CBS to stop using divisive ‘western’ and ‘non-western’ terms: NRC

Photo: Depositphotos.com
Photo: Depositphotos.com

National statistics agency CBS has confirmed it is to stop using the terms ‘western’ and ‘non-western’ to describe immigrants because they are ‘divisive’ and  ‘set people apart’, the NRC reported on Tuesday.

The paper cites a policy recommendation document from the WRR, a key government advisory body, which it has in its possession.

The document, which will be presented to the government shortly, says government agencies should no longer make the distinction because it ‘lacks scientific grounds’ and has ‘negative associations’.

The CBS decision comes in the wake of a row about its cultural diversity barometer which Utrecht University was planning to use to divide its staff into Dutch, western, and non-western.

‘The terms are clear example of colonialism,’ University of Leiden professor of Korean studies Remco Breuker told the paper. People from Japan and Indonesia are also classed as ‘western’.

The WRR recommendation backs the allegations and said the terms ‘sets that group apart as ‘not from here’.

The distinction between western and non-western is therefore not a neutral juxtaposition but a ranking, the WRR said. ‘That is true particularly of the second generation, who was born and bred in the Netherlands but are still labelled non-western’, the paper quotes the WRR document as saying.

However, categorising people according to their ethnic background may still have its uses, the WRR said, for instance when looking at the prevalence of diabetes, a disease which is more common among people with Turkish and American backgrounds.

Alternatives

The WRR suggests alternatives could include comparing groups with the whole of the Dutch population or specific migrant groups with all inhabitants with a migrant background.
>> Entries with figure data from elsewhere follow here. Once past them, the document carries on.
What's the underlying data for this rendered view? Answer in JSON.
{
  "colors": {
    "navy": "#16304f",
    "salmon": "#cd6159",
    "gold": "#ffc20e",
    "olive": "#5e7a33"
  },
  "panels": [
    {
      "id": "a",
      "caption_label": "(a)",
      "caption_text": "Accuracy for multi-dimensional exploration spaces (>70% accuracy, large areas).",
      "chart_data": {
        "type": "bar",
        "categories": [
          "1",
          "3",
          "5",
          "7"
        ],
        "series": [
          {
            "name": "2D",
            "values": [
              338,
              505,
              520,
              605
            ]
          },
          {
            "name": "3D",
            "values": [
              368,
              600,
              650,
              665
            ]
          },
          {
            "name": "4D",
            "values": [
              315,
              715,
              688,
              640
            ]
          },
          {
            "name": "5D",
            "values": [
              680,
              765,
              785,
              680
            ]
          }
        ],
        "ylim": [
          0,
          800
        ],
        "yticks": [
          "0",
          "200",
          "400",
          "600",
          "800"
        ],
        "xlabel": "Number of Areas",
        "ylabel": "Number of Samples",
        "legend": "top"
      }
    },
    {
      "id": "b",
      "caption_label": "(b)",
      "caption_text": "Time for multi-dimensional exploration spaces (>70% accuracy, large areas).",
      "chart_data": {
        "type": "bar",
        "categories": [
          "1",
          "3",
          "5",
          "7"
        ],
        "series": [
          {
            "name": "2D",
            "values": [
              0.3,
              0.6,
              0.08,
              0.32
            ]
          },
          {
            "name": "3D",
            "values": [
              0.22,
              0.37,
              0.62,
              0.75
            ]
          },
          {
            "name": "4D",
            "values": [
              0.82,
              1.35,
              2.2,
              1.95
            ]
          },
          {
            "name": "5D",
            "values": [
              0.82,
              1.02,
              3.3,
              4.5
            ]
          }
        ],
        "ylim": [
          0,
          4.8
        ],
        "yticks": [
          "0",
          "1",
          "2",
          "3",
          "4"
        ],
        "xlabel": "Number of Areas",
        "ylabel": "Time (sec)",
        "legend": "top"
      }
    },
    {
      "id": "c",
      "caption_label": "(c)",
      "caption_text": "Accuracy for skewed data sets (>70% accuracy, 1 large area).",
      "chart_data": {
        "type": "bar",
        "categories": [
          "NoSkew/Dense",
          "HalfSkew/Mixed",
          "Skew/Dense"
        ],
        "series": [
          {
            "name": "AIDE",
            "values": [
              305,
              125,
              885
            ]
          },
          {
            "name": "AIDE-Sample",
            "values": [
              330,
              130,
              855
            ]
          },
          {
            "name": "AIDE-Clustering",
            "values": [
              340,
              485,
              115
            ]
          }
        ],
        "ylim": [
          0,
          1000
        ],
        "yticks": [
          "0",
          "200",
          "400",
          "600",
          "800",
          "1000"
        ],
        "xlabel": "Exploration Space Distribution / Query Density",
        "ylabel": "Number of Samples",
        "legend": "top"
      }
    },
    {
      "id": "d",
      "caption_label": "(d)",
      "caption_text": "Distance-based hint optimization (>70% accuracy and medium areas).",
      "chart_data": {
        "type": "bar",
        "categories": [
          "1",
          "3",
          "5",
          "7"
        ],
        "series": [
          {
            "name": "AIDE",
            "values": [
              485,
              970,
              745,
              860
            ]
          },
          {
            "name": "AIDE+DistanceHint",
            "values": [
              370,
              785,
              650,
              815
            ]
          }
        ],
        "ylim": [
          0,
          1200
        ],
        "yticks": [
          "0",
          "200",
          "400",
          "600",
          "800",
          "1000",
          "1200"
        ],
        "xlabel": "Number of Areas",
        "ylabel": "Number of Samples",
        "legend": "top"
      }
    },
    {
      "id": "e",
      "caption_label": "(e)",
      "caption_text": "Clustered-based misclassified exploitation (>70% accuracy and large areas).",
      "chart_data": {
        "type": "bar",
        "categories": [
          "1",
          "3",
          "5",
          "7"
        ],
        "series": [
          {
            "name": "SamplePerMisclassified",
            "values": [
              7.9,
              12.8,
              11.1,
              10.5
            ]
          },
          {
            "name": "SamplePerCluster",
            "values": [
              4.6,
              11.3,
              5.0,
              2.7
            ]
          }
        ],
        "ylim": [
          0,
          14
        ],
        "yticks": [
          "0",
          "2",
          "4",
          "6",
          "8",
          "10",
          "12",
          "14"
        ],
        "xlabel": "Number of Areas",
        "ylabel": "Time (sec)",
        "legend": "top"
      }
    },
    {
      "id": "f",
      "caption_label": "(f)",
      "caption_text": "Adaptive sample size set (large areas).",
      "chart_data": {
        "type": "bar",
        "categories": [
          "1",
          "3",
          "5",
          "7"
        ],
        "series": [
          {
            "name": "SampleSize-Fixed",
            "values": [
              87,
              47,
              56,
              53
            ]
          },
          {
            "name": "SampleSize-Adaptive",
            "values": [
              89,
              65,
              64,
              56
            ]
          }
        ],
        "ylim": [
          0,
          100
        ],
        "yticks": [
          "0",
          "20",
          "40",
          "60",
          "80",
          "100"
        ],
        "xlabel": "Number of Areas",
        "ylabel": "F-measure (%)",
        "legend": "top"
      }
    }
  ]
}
A CBR spokesperson told the paper the terms ‘are on the way out’ but that practical ramifications, such as adapting the data systems, means it will be a while ‘but not years’.

It is not the first time the government agencies’ vocabulary is adapted. In 2016 the word ‘allochtoon and its ‘native’ equivalent autochtoon were also ditched.

Those terms were introduced by sociologist Hilde Verwey-Jonker in 1971 as a neutral description of immigrants, foreigners and labour migrants but it had come increasingly under fire  – in particular for its use to describe third generation and fourth generations.